Who was Edmund Husserl?

Edmund Husserl (1859-1938) is recognized as the founder of phenomenology as a systematic method of philosophy. He also created an important and new perspective on logic and mathematics, which distinguished them from empirically discovered psychological "rules of thought." Husserl's major works are Logical Investigations (1900), The Idea of Phenomenology (1907), and Ideas Pertaining to a Pure Phenomenology and to a Phenomenological Investigation (1913).

What are some key facts about Edmund Husserl's life and career?

Husserl was born in Prossnitz, Moravia, which became part of Czechoslovakia after World War I and is now in the Czech Republic. His family was Jewish. Husserl studied mathematics in Leipzig and Berlin, and then got his Ph.D. in Vienna in 1883, writing Contributions to the Calculus of Variations that year. For the next two years, he studied psychology and philosophy with Franz Brentano (1837-1917) and then went to the University of Halle for his habilitation (preparation for university teaching) under a student of Brentano.
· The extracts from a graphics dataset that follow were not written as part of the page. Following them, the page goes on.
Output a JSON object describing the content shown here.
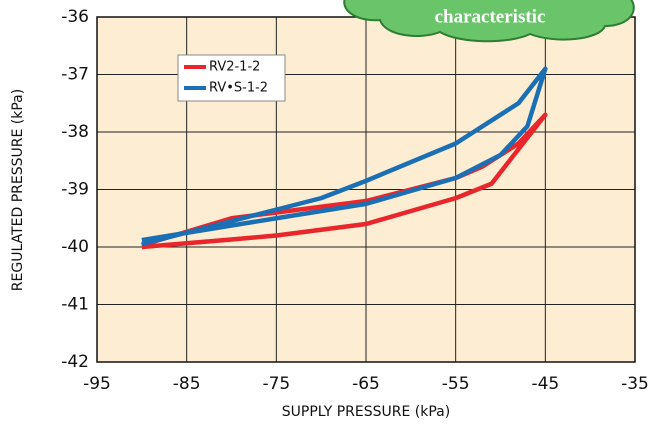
{
  "chart_data": {
    "type": "line",
    "annotation": "characteristic",
    "x_label": "SUPPLY PRESSURE (kPa)",
    "y_label": "REGULATED PRESSURE (kPa)",
    "xlim": [
      -95,
      -35
    ],
    "xticks": [
      -95,
      -85,
      -75,
      -65,
      -55,
      -45,
      -35
    ],
    "ylim": [
      -42,
      -36
    ],
    "yticks": [
      -42,
      -41,
      -40,
      -39,
      -38,
      -37,
      -36
    ],
    "grid": true,
    "legend": "upper-left",
    "series": [
      {
        "name": "RV2-1-2",
        "color": "#e8262b",
        "x": [
          -90,
          -80,
          -75,
          -65,
          -55,
          -51,
          -48,
          -45,
          -48,
          -52,
          -55,
          -65,
          -75,
          -80,
          -90
        ],
        "values": [
          -40.0,
          -39.87,
          -39.8,
          -39.6,
          -39.15,
          -38.9,
          -38.3,
          -37.7,
          -38.2,
          -38.6,
          -38.8,
          -39.2,
          -39.4,
          -39.5,
          -39.97
        ]
      },
      {
        "name": "RV•S-1-2",
        "color": "#1a6fb5",
        "x": [
          -90,
          -75,
          -65,
          -55,
          -50,
          -47,
          -45,
          -48,
          -55,
          -65,
          -70,
          -75,
          -85,
          -90
        ],
        "values": [
          -39.88,
          -39.5,
          -39.25,
          -38.8,
          -38.4,
          -37.9,
          -36.9,
          -37.5,
          -38.2,
          -38.85,
          -39.15,
          -39.35,
          -39.75,
          -39.95
        ]
      }
    ]
  }
}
He wrote On the Concept of Number, which he revised four years later, in 1891, as Philosophy of Arithmetic.

In 1886 Husserl converted to Christianity, taking the name "Edmund Gustav Albrecht Husserl." The next year, he married Malvine Steinschneider, who was to prove a valuable source of information about his work and intentions to academic colleagues. They had a daughter and two sons. In 1901, the Husserls moved to the University of Gottingen. He was promoted to "ordenlichen" professor in 1906, and the next year he traveled to Italy to see Brentano.
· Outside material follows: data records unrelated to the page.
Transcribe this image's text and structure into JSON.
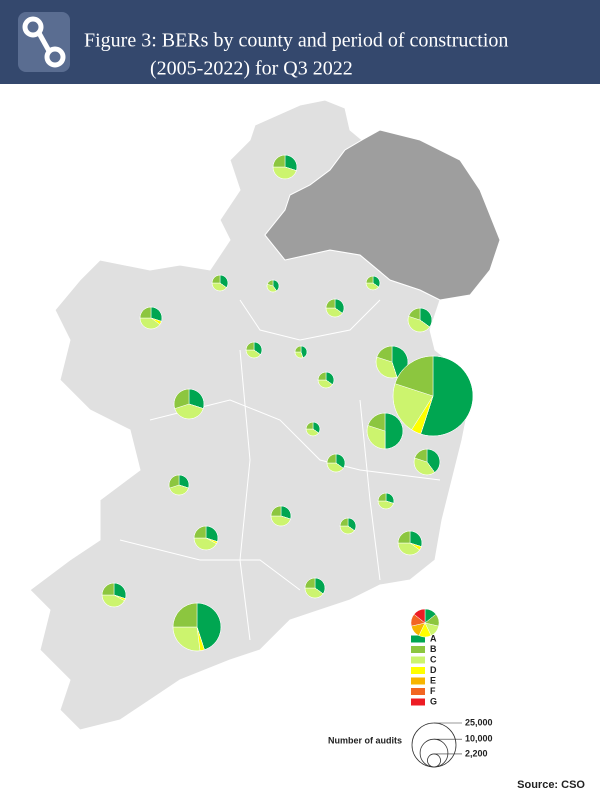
{
  "chart_data": {
    "type": "pie-map",
    "title": [
      "Figure 3: BERs by county and period of construction",
      "(2005-2022) for Q3 2022"
    ],
    "series": [
      {
        "name": "A",
        "color": "#00a651",
        "values": [
          30,
          30,
          35,
          40,
          35,
          35,
          35,
          35,
          45,
          35,
          45,
          55,
          30,
          35,
          50,
          35,
          40,
          30,
          30,
          30,
          35,
          30,
          30,
          30,
          35,
          45
        ]
      },
      {
        "name": "B",
        "color": "#8cc63f",
        "values": [
          25,
          25,
          25,
          20,
          25,
          25,
          20,
          25,
          25,
          25,
          20,
          20,
          30,
          25,
          20,
          25,
          20,
          30,
          25,
          25,
          25,
          25,
          25,
          25,
          25,
          25
        ]
      },
      {
        "name": "C",
        "color": "#ccf46e",
        "values": [
          45,
          40,
          40,
          40,
          40,
          40,
          45,
          40,
          30,
          40,
          35,
          21,
          40,
          40,
          30,
          40,
          40,
          40,
          45,
          45,
          40,
          42,
          40,
          42,
          40,
          27
        ]
      },
      {
        "name": "D",
        "color": "#ffff00",
        "values": [
          0,
          5,
          0,
          0,
          0,
          0,
          0,
          0,
          0,
          0,
          0,
          4,
          0,
          0,
          0,
          0,
          0,
          0,
          0,
          0,
          0,
          3,
          5,
          3,
          0,
          3
        ]
      },
      {
        "name": "E",
        "color": "#f7b500",
        "values": [
          0,
          0,
          0,
          0,
          0,
          0,
          0,
          0,
          0,
          0,
          0,
          0,
          0,
          0,
          0,
          0,
          0,
          0,
          0,
          0,
          0,
          0,
          0,
          0,
          0,
          0
        ]
      },
      {
        "name": "F",
        "color": "#f26522",
        "values": [
          0,
          0,
          0,
          0,
          0,
          0,
          0,
          0,
          0,
          0,
          0,
          0,
          0,
          0,
          0,
          0,
          0,
          0,
          0,
          0,
          0,
          0,
          0,
          0,
          0,
          0
        ]
      },
      {
        "name": "G",
        "color": "#ed1c24",
        "values": [
          0,
          0,
          0,
          0,
          0,
          0,
          0,
          0,
          0,
          0,
          0,
          0,
          0,
          0,
          0,
          0,
          0,
          0,
          0,
          0,
          0,
          0,
          0,
          0,
          0,
          0
        ]
      }
    ],
    "totals": [
      7400,
      6250,
      3300,
      1900,
      4200,
      2500,
      7400,
      3300,
      1900,
      3300,
      13200,
      82600,
      11600,
      2500,
      16700,
      4200,
      8700,
      5200,
      3300,
      5200,
      3300,
      7400,
      7400,
      7400,
      5200,
      29800
    ],
    "size_legend_title": "Number of audits",
    "size_legend": [
      {
        "value": 25000,
        "label": "25,000"
      },
      {
        "value": 10000,
        "label": "10,000"
      },
      {
        "value": 2200,
        "label": "2,200"
      }
    ],
    "source": "Source: CSO"
  }
}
Husserl was at this time in correspondence with Wilhelm Dilthey and leading mathematicians, as well as philosophers, about their work and his. German psychologist and philosopher Karl Jaspers (1883-1969) visited him in 1913, the same year Ideen was published. While visiting his son Wolfgang, who was injured in World War I, Husserl experienced nicotine poisoning.
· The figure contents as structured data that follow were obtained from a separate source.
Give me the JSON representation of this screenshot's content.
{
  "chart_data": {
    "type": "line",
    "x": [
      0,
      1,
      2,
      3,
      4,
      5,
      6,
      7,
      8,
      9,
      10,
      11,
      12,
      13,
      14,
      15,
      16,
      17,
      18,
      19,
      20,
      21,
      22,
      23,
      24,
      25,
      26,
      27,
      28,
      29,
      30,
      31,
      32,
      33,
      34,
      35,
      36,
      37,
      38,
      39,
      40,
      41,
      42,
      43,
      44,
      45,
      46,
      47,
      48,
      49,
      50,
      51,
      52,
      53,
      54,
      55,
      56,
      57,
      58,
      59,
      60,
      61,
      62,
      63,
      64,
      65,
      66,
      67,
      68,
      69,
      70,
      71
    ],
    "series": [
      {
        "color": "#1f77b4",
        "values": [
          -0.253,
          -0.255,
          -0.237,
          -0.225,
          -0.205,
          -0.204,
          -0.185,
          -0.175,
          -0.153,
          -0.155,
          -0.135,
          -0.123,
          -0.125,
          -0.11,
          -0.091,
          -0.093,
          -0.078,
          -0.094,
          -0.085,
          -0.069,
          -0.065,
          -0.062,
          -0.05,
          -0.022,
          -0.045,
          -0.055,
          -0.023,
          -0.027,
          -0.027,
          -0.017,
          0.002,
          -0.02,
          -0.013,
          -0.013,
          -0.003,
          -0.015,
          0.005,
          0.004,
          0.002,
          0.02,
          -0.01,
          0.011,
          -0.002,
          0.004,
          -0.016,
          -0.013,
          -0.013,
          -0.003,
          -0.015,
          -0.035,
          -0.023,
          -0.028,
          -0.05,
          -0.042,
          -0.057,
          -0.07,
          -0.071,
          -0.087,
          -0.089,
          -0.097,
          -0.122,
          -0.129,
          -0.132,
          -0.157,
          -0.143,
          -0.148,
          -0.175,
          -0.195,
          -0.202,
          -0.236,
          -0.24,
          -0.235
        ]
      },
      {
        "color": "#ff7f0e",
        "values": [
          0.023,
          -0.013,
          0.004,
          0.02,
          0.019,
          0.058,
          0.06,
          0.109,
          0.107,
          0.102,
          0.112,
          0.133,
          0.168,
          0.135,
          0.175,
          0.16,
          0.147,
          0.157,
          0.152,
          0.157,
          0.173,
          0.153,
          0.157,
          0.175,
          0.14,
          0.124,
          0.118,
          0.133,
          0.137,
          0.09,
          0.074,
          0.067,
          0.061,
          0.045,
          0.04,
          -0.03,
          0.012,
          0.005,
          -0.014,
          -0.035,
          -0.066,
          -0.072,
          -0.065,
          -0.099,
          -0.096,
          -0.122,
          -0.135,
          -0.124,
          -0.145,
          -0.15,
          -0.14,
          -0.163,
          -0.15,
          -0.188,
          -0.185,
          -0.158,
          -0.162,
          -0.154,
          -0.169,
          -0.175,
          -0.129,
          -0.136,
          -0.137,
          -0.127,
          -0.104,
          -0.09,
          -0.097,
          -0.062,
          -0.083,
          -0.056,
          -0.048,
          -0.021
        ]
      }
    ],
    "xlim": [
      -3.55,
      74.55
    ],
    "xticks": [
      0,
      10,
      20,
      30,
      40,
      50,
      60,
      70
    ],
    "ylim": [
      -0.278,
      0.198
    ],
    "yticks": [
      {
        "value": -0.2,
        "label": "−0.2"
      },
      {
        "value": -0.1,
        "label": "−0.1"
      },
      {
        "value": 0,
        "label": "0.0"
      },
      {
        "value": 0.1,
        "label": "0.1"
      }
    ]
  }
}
In 1916 Husserl was appointed to a professorship in Freiburg. Wolfgang was killed in action that year. For the next two years, Edith Stein was his assistant, as was philosopher Martin Heidegger (1889-1976), for whom he obtained a lectureship and helped get an assistant professorship in 1919. The next year, his son Gerhard was wounded, although he recovered. Over the following decade, Husserl and Heidegger were in contact, exchanging ideas and manuscripts.

Because of his Jewish birth, in 1933 the German government barred Husserl from using the library at Freiburg University, or any other German academic institution, although after an immediate public outcry, he was reinstated a week later by a decree. Husserl resigned from the Deutsche Akademie several months after that. His leaving was not only a matter of what had happened at Freiburg but of the growing danger to all Jews in Germany at that time. He was then appointed to the School of Philosophy at the University of Southern California, but declined because his assistant, Eugen Fink, was not permitted to accompany him. Husserl was not allowed to participate in the Paris Congress of Philosophers in 1937. At his cremation the next year, Eugen

Fink eulogized him. Fink had been Husserl's dedicated and collaborative research assistant for 10 years. In his own work, Fink was to eventually turn from Husserl's philosophical perspective to that of Heidegger.

Husserl had only published six books during his lifetime, but he had a huge collection of papers and manuscripts. Fearing that the Nazis would destroy them, the Belgian philosopher Herman Leo Van Breda (1911-1974) took them out of Germany, where they became part of the Husserl Archives in Louvain after World War II.